Background Pegfilgrastim is a modified version of granulocyte-colony stimulating factor (G-CSF), with a polyethylene glycol (PEG) that prolongs its half-life in peripheral blood. It is prophylactically administered during chemotherapy to prevent severe febrile neutropenia. G-CSF-related aortitis is a rare side effect but reports of this disease have been increasing in recent years, probably due to PEGylation. Herein, we report a case who developed pegfilgrastim-induced aortitis, localized to the right subclavian artery, during adjuvant chemotherapy. Her condition recovered without the use of steroids. Case presentation A 58-year-old woman was diagnosed with invasive ductal carcinoma of the left breast. She had a medical history of contralateral breast cancer and pyelonephritis. Following curative surgery for her left breast cancer, she received adjuvant chemotherapy. Two days after the first course of dose-dense paclitaxel, pegfilgrastim was used as planned. Eight days after the administration of pegfilgrastim, she developed a high fever of 38 °C and visited the emergency outpatient clinic 3 days after. Blood tests revealed an increased inflammatory response, and contrast-enhanced computed tomography (CT) revealed a wall thickening of the subclavian artery, suggesting aortitis caused by pegfilgrastim. She was hospitalized on day 15 when CRP increased to 21.5 mg/dL and the high fever continued. Blood and urine culture tests were negative throughout. Pegfilgrastim-induced aortitis was suspected and she was observed without the use of steroids.
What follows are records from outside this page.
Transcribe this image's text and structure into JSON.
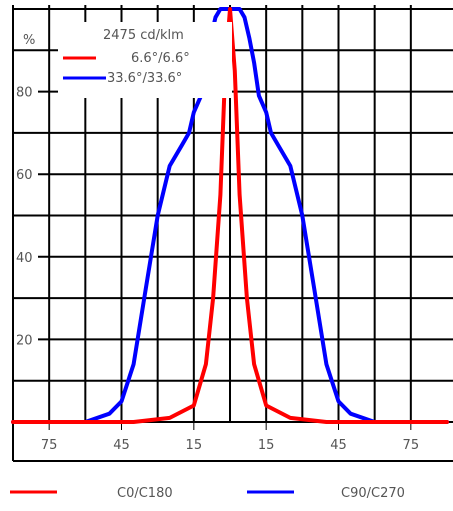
{
  "chart_data": {
    "type": "line",
    "title": "",
    "intensity_label": "2475 cd/klm",
    "ylabel": "%",
    "ylim": [
      0,
      100
    ],
    "y_ticks": [
      "20",
      "40",
      "60",
      "80"
    ],
    "y_tick_values": [
      20,
      40,
      60,
      80
    ],
    "xlim": [
      -90,
      90
    ],
    "x_tick_labels": [
      "75",
      "45",
      "15",
      "15",
      "45",
      "75"
    ],
    "x_tick_values": [
      -75,
      -45,
      -15,
      15,
      45,
      75
    ],
    "grid": true,
    "annotations": [
      {
        "label": "6.6°/6.6°",
        "color": "#ff0000"
      },
      {
        "label": "33.6°/33.6°",
        "color": "#0000ff"
      }
    ],
    "series": [
      {
        "name": "C0/C180",
        "color": "#ff0000",
        "x": [
          -90,
          -60,
          -40,
          -25,
          -15,
          -10,
          -7,
          -4,
          -2,
          0,
          2,
          4,
          7,
          10,
          15,
          25,
          40,
          60,
          90
        ],
        "values": [
          0,
          0,
          0,
          1,
          4,
          14,
          30,
          55,
          85,
          100,
          85,
          55,
          30,
          14,
          4,
          1,
          0,
          0,
          0
        ]
      },
      {
        "name": "C90/C270",
        "color": "#0000ff",
        "x": [
          -90,
          -60,
          -50,
          -45,
          -40,
          -35,
          -30,
          -25,
          -20,
          -17,
          -15,
          -12,
          -10,
          -8,
          -6,
          -4,
          -2,
          0,
          2,
          4,
          6,
          8,
          10,
          12,
          15,
          17,
          20,
          25,
          30,
          35,
          40,
          45,
          50,
          60,
          90
        ],
        "values": [
          0,
          0,
          2,
          5,
          14,
          32,
          50,
          62,
          67,
          70,
          75,
          79,
          87,
          93,
          98,
          100,
          100,
          100,
          100,
          100,
          98,
          93,
          87,
          79,
          75,
          70,
          67,
          62,
          50,
          32,
          14,
          5,
          2,
          0,
          0
        ]
      }
    ],
    "legend": [
      {
        "label": "C0/C180",
        "color": "#ff0000"
      },
      {
        "label": "C90/C270",
        "color": "#0000ff"
      }
    ],
    "legend_position": "bottom"
  }
}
Seven days later, her fever abated. A contrast-enhanced CT scan on day 26 showed the subclavian artery wall thickening had disappeared. The patient continues to be afebrile and is currently on weekly paclitaxel without use of G-CSF. Conclusions The onset of this disease is known to usually occur within 2 weeks after the first pegfilgrastim administration. Aortitis localized to the subclavian artery is relatively rare with the most frequent site being the aortic arch. Clinicians should be aware of the timing and location of onset of this disease.